Feeling gratitude towards the onset of our shelter-in-place order taking place just as spring arrived has been an important mental exercise. Getting outside as much as possible has been so very wonderful. I am thankful that I can take advantage of living in a rural setting with an abundance of outdoor space. I have also started to accept all of the emotions I am feeling rather than pushing back against the negative, energy zapping ones. Engaging in this exercise outdoors, on a walk or run, has been very positive.
There are many, but what is one take away from all of the challenges and changes you’ve faced?
Time doesn’t stop, and we’ve made it 4 weeks so far. 4 weeks! Week #1 felt awful and seemed to prompt the same question over and over, which was focused on how I was going to make it through what seemed like the most challenging series of events of my 17 year career. That first week seems so long ago already, and the adjustment to my new schedule and new routine feels…well…normal. I miss my clients terribly. I miss my employees terribly. I love our office and I miss regularly working within its confines terribly. But if we can thrust ourselves through the most difficult part of this change; come out the other side with our well-being in tact; and re-prioritize what is truly important to each of us, we have all the evidence we need to support that we can do anything. We are amazing creatures and what better time to test and trust our ability to cope than with these very trying times.
1 thought on “The Cumulative Changes of COVID-19: A Therapist’s Perspective on a Dual Reality”

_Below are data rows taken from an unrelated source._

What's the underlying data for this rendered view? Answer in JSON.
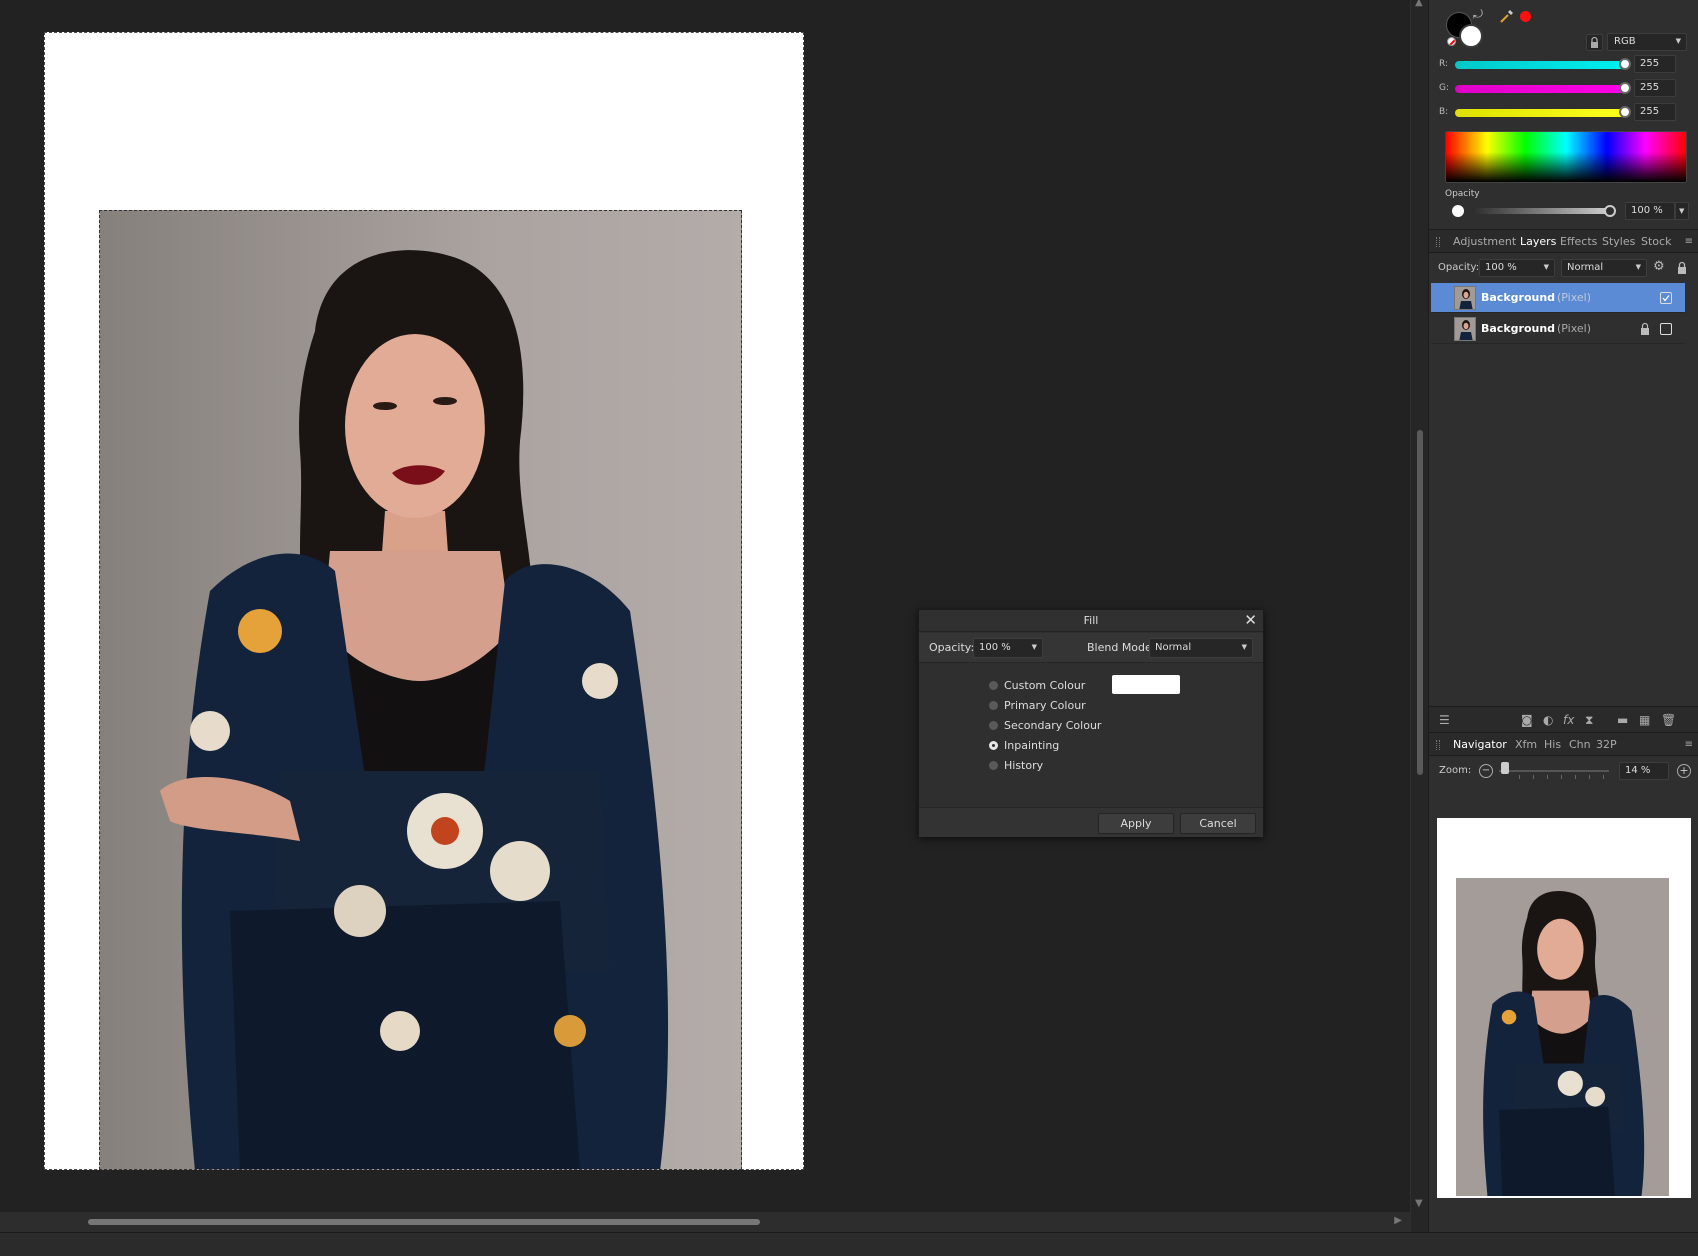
{
  "colour_panel": {
    "mode": "RGB",
    "channels": [
      {
        "label": "R:",
        "value": "255",
        "color": "#00e0e0"
      },
      {
        "label": "G:",
        "value": "255",
        "color": "#f000d8"
      },
      {
        "label": "B:",
        "value": "255",
        "color": "#f0f000"
      }
    ],
    "opacity_label": "Opacity",
    "opacity_value": "100 %"
  },
  "layers_panel": {
    "tabs": [
      "Adjustment",
      "Layers",
      "Effects",
      "Styles",
      "Stock"
    ],
    "active_tab": "Layers",
    "opacity_label": "Opacity:",
    "opacity_value": "100 %",
    "blend_mode": "Normal",
    "layers": [
      {
        "name": "Background",
        "type": "(Pixel)",
        "selected": true,
        "visible": true
      },
      {
        "name": "Background",
        "type": "(Pixel)",
        "selected": false,
        "locked": true,
        "visible": false
      }
    ]
  },
  "navigator_panel": {
    "tabs": [
      "Navigator",
      "Xfm",
      "His",
      "Chn",
      "32P"
    ],
    "active_tab": "Navigator",
    "zoom_label": "Zoom:",
    "zoom_value": "14 %"
  },
  "fill_dialog": {
    "title": "Fill",
    "opacity_label": "Opacity:",
    "opacity_value": "100 %",
    "blend_mode_label": "Blend Mode:",
    "blend_mode_value": "Normal",
    "options": [
      {
        "label": "Custom Colour",
        "selected": false
      },
      {
        "label": "Primary Colour",
        "selected": false
      },
      {
        "label": "Secondary Colour",
        "selected": false
      },
      {
        "label": "Inpainting",
        "selected": true
      },
      {
        "label": "History",
        "selected": false
      }
    ],
    "custom_colour": "#ffffff",
    "apply_label": "Apply",
    "cancel_label": "Cancel"
  },
  "colors": {
    "accent_selection": "#5b8bd4",
    "panel_bg": "#2f2f2f",
    "canvas_bg": "#222222",
    "primary_swatch": "#000000",
    "secondary_swatch": "#ffffff"
  }
}
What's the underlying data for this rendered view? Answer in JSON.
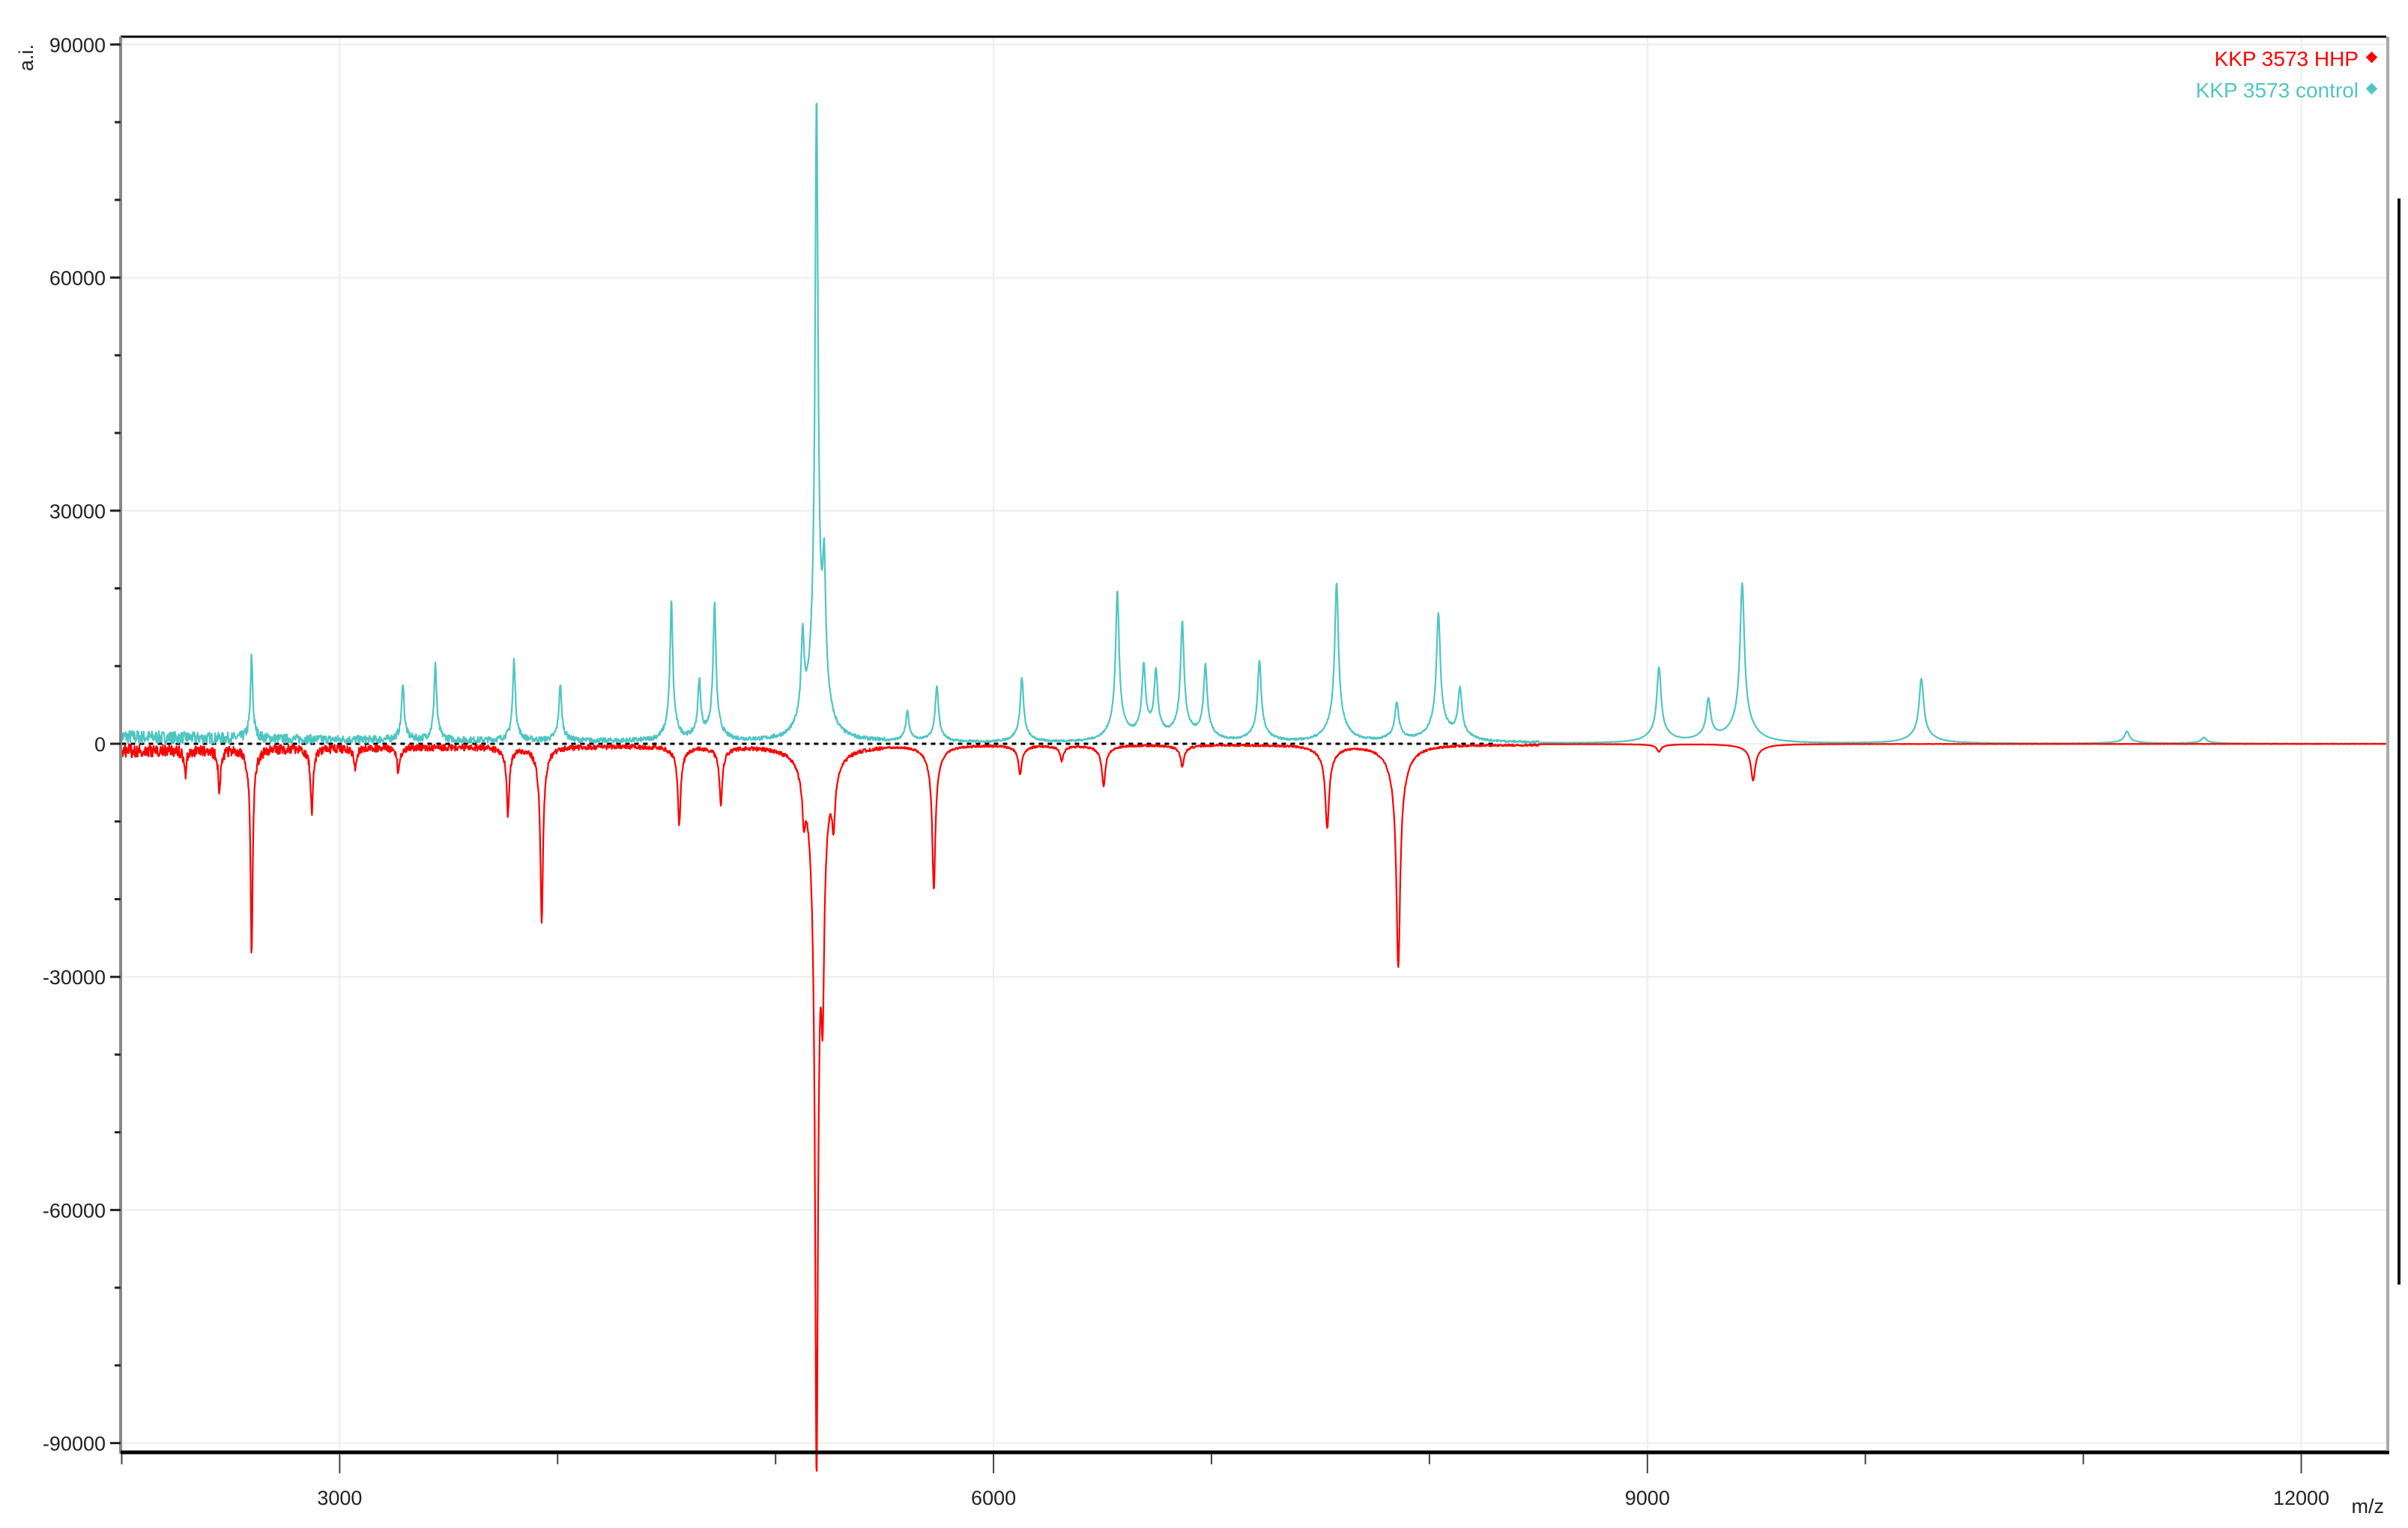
{
  "chart_data": {
    "type": "line",
    "title": "",
    "xlabel": "m/z",
    "ylabel": "a.i.",
    "xlim": [
      1995,
      12390
    ],
    "ylim": [
      -91000,
      91000
    ],
    "xticks": [
      3000,
      6000,
      9000,
      12000
    ],
    "xticks_minor_step": 1000,
    "yticks": [
      90000,
      60000,
      30000,
      0,
      -30000,
      -60000,
      -90000
    ],
    "yticks_minor_step": 10000,
    "xtick_labels": [
      "3000",
      "6000",
      "9000",
      "12000"
    ],
    "ytick_labels": [
      "90000",
      "60000",
      "30000",
      "0",
      "-30000",
      "-60000",
      "-90000"
    ],
    "grid": true,
    "legend_position": "top-right",
    "baseline_dashed_range": [
      2000,
      8300
    ],
    "series": [
      {
        "name": "KKP 3573 HHP",
        "color": "#ff0000",
        "direction": "down",
        "peaks": [
          [
            2292,
            3400
          ],
          [
            2448,
            5800
          ],
          [
            2596,
            27200
          ],
          [
            2872,
            8700
          ],
          [
            3071,
            2800
          ],
          [
            3269,
            3400
          ],
          [
            3772,
            8900
          ],
          [
            3927,
            23400
          ],
          [
            4558,
            10300
          ],
          [
            4749,
            7500
          ],
          [
            5130,
            6000
          ],
          [
            5188,
            92000
          ],
          [
            5216,
            24200
          ],
          [
            5266,
            7300
          ],
          [
            5726,
            18900
          ],
          [
            6122,
            3800
          ],
          [
            6313,
            2000
          ],
          [
            6505,
            5400
          ],
          [
            6866,
            2800
          ],
          [
            7531,
            10900
          ],
          [
            7857,
            29200
          ],
          [
            9053,
            1000
          ],
          [
            9485,
            4800
          ]
        ]
      },
      {
        "name": "KKP 3573 control",
        "color": "#4fc6c2",
        "direction": "up",
        "peaks": [
          [
            2596,
            10900
          ],
          [
            3290,
            7700
          ],
          [
            3439,
            10100
          ],
          [
            3800,
            10700
          ],
          [
            4012,
            7500
          ],
          [
            4522,
            18300
          ],
          [
            4650,
            7500
          ],
          [
            4720,
            17900
          ],
          [
            5124,
            11500
          ],
          [
            5188,
            82600
          ],
          [
            5223,
            17300
          ],
          [
            5605,
            4000
          ],
          [
            5740,
            7300
          ],
          [
            6130,
            8500
          ],
          [
            6568,
            19700
          ],
          [
            6689,
            9300
          ],
          [
            6745,
            8500
          ],
          [
            6866,
            15300
          ],
          [
            6972,
            9700
          ],
          [
            7220,
            10500
          ],
          [
            7574,
            20900
          ],
          [
            7850,
            5000
          ],
          [
            8041,
            16700
          ],
          [
            8140,
            6600
          ],
          [
            9053,
            9900
          ],
          [
            9280,
            5400
          ],
          [
            9435,
            20900
          ],
          [
            10257,
            8500
          ],
          [
            11200,
            1600
          ],
          [
            11553,
            800
          ]
        ]
      }
    ]
  }
}
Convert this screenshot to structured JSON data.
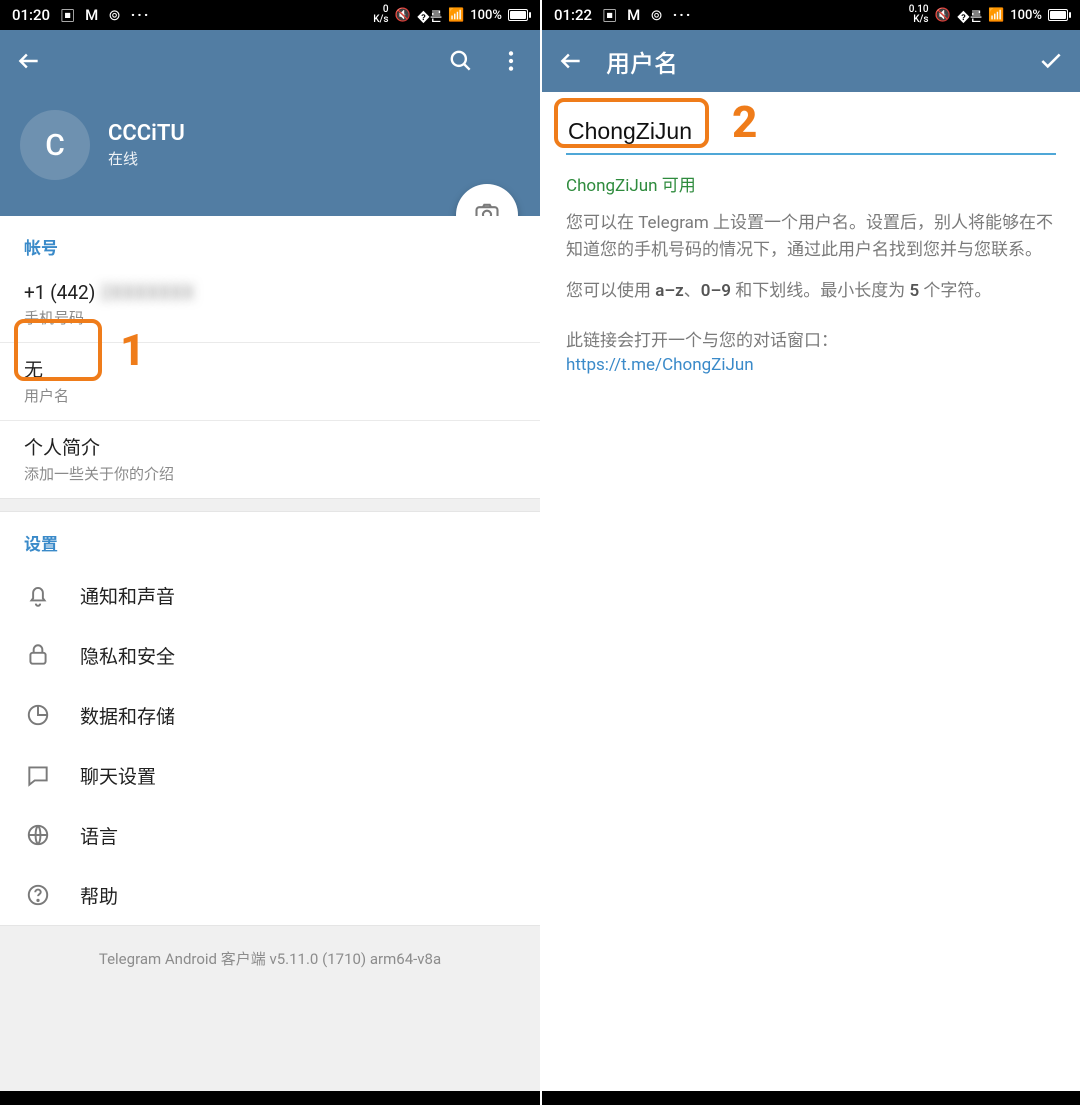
{
  "colors": {
    "accent": "#527da3",
    "link": "#3a8ac9",
    "annot": "#ef7c1a",
    "ok": "#2e8b3d"
  },
  "screen1": {
    "statusbar": {
      "time": "01:20",
      "speed": "0\nK/s",
      "net": "4G",
      "battery": "100%"
    },
    "profile": {
      "avatar_letter": "C",
      "name": "CCCiTU",
      "status": "在线"
    },
    "account": {
      "header": "帐号",
      "phone_prefix": "+1 (442)",
      "phone_blur": "2XXXXXXX",
      "phone_sub": "手机号码",
      "username_value": "无",
      "username_sub": "用户名",
      "bio_value": "个人简介",
      "bio_sub": "添加一些关于你的介绍"
    },
    "settings": {
      "header": "设置",
      "items": [
        "通知和声音",
        "隐私和安全",
        "数据和存储",
        "聊天设置",
        "语言",
        "帮助"
      ]
    },
    "footer": "Telegram Android 客户端 v5.11.0 (1710) arm64-v8a",
    "annot_num": "1"
  },
  "screen2": {
    "statusbar": {
      "time": "01:22",
      "speed": "0.10\nK/s",
      "net": "4G",
      "battery": "100%"
    },
    "title": "用户名",
    "input_value": "ChongZiJun",
    "available": "ChongZiJun 可用",
    "desc1": "您可以在 Telegram 上设置一个用户名。设置后，别人将能够在不知道您的手机号码的情况下，通过此用户名找到您并与您联系。",
    "desc2_pre": "您可以使用 ",
    "desc2_b1": "a–z",
    "desc2_mid1": "、",
    "desc2_b2": "0–9",
    "desc2_mid2": " 和下划线。最小长度为 ",
    "desc2_b3": "5",
    "desc2_end": " 个字符。",
    "link_line": "此链接会打开一个与您的对话窗口：",
    "link": "https://t.me/ChongZiJun",
    "annot_num": "2"
  }
}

Erin, thank you! Thank you for your vulnerability which gives us(those of us who feel like we have to be the “strong” ones) permission to feel all things in this moment. Your honest reflection reminded me to do and be what I have always done best and that is … be the real me warts and all.
To not live fully in this moment is to deny oneself the opportunity to be a full participant in this humbling and Holy hinge-point in history.